24/08/01
Zoom
sur Passport, le système d'authentification de Microsoft
Mercredi dernier, des représentants
de Microsoft ont quitté Seattle, le temps d'un
aller-retour à Washington. L'objectif de leur
déplacement ? Une rencontre avec plusieurs organisations
de défense des libertés individuelles
manifestement en guerre contre Passport,
le système d'authentification mis au point par
la firme. Pour comprendre la nature de leur inquiétude
mais aussi l'intérêt que peut présenter
le procédé, un petit détour s'impose
par les coulisses techniques de Passport.

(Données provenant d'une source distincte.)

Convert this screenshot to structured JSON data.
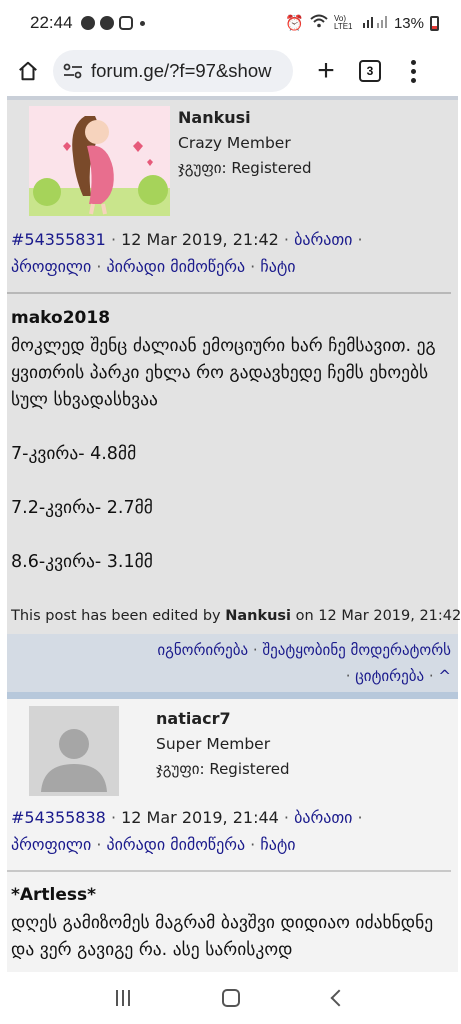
{
  "status_bar": {
    "time": "22:44",
    "battery": "13%",
    "signal_label": "Vo) LTE1"
  },
  "browser": {
    "url": "forum.ge/?f=97&show",
    "tab_count": "3"
  },
  "post1": {
    "username": "Nankusi",
    "role": "Crazy Member",
    "group": "ჯგუფი: Registered",
    "post_id": "#54355831",
    "datetime": "12 Mar 2019, 21:42",
    "link_karma": "ბარათი",
    "link_profile": "პროფილი",
    "link_pm": "პირადი მიმოწერა",
    "link_chat": "ჩატი",
    "quote_author": "mako2018",
    "text": "მოკლედ შენც ძალიან ემოციური ხარ ჩემსავით. ეგ ყვითრის პარკი ეხლა რო გადავხედე ჩემს ეხოებს სულ სხვადასხვაა",
    "line1": "7-კვირა- 4.8მმ",
    "line2": "7.2-კვირა- 2.7მმ",
    "line3": "8.6-კვირა- 3.1მმ",
    "edited_prefix": "This post has been edited by",
    "edited_by": "Nankusi",
    "edited_suffix": "on 12 Mar 2019, 21:42",
    "action_ignore": "იგნორირება",
    "action_report": "შეატყობინე მოდერატორს",
    "action_quote": "ციტირება",
    "action_top": "^"
  },
  "post2": {
    "username": "natiacr7",
    "role": "Super Member",
    "group": "ჯგუფი: Registered",
    "post_id": "#54355838",
    "datetime": "12 Mar 2019, 21:44",
    "link_karma": "ბარათი",
    "link_profile": "პროფილი",
    "link_pm": "პირადი მიმოწერა",
    "link_chat": "ჩატი",
    "quote_author": "*Artless*",
    "text": "დღეს გამიზომეს მაგრამ ბავშვი დიდიაო იძახნდნე და ვერ გავიგე რა. ასე სარისკოდ"
  },
  "colors": {
    "link": "#1a1a8c",
    "post_bg": "#e3e3e3",
    "footer_bg": "#d4dbe4",
    "separator": "#b7c8db"
  }
}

Destiné à devenir l'un des services de
l'architecture
".net" de Microsoft, Passport n'est pas
une technologie très nouvelle. En 1998, Microsoft
achète une société nommée
Firefly, à l'origine d'un système de mutualisation
de profils. Le procédé consiste à
proposer aux sites Web de mutualiser la gestion de l'authentification
des internautes et de leurs profils pour mettre en oeuvre
une personnalisation plus fine du contenu. Les fondations
de Passport sont posées. Il s'agit ni plus ni
moins d'un service dit de "single-sign in",
autrement dit de login unique.
Une solution de "Single Sign in"
Du point de vue l'utilisateur, le scénario se
déroule ainsi: lors de sa première venue
sur un site membre du service Passport, l'internaute
se voit proposer de créer son compte. Un email,
un mot de passe et le pays de résidence doivent
être précisés. Les sites peuvent
également demander d'autres informations pour
préciser le profil (sexe, date de naissance mais
des "questions secrètes" pour ajouter
un niveau d'authentification, etc.) mais elles ne sont
pas nécessaires pour activer le compte. Une fois
ce dernier créé, l'utilisateur s'identifie
en saisissant son identifiant et son mot de passe. Jusque
là, rien d'extraordinaire.
Les choses sérieuses commencent quand cet internaute
quitte ce premier site pour aller visiter un autre site
membre du service Passport. Dans ce cas, il n'a pas
à renouveler son identification. De manière
transparente, Passport assure l'authentification auprès
de tous les sites visités et équipés
du système. En quelque sorte, Passport crée
une session utilisateur virtuelle d'un site membre à
l'autre. L'utilisateur y gagne de la souplesse: plus
besoin de multiplier les mots de passe pour chaque site
et de s'identifier systématiquement.
Un composant COM à installer sur le serveur
Pour les sites Web également, le système
s'avère assez souple. Le déploiement passe
par l'installation sur le serveur de Passport Manager,
un objet COM. Ce composant s'occupe entre autres de
chiffrer et de déchiffrer les informations échangées.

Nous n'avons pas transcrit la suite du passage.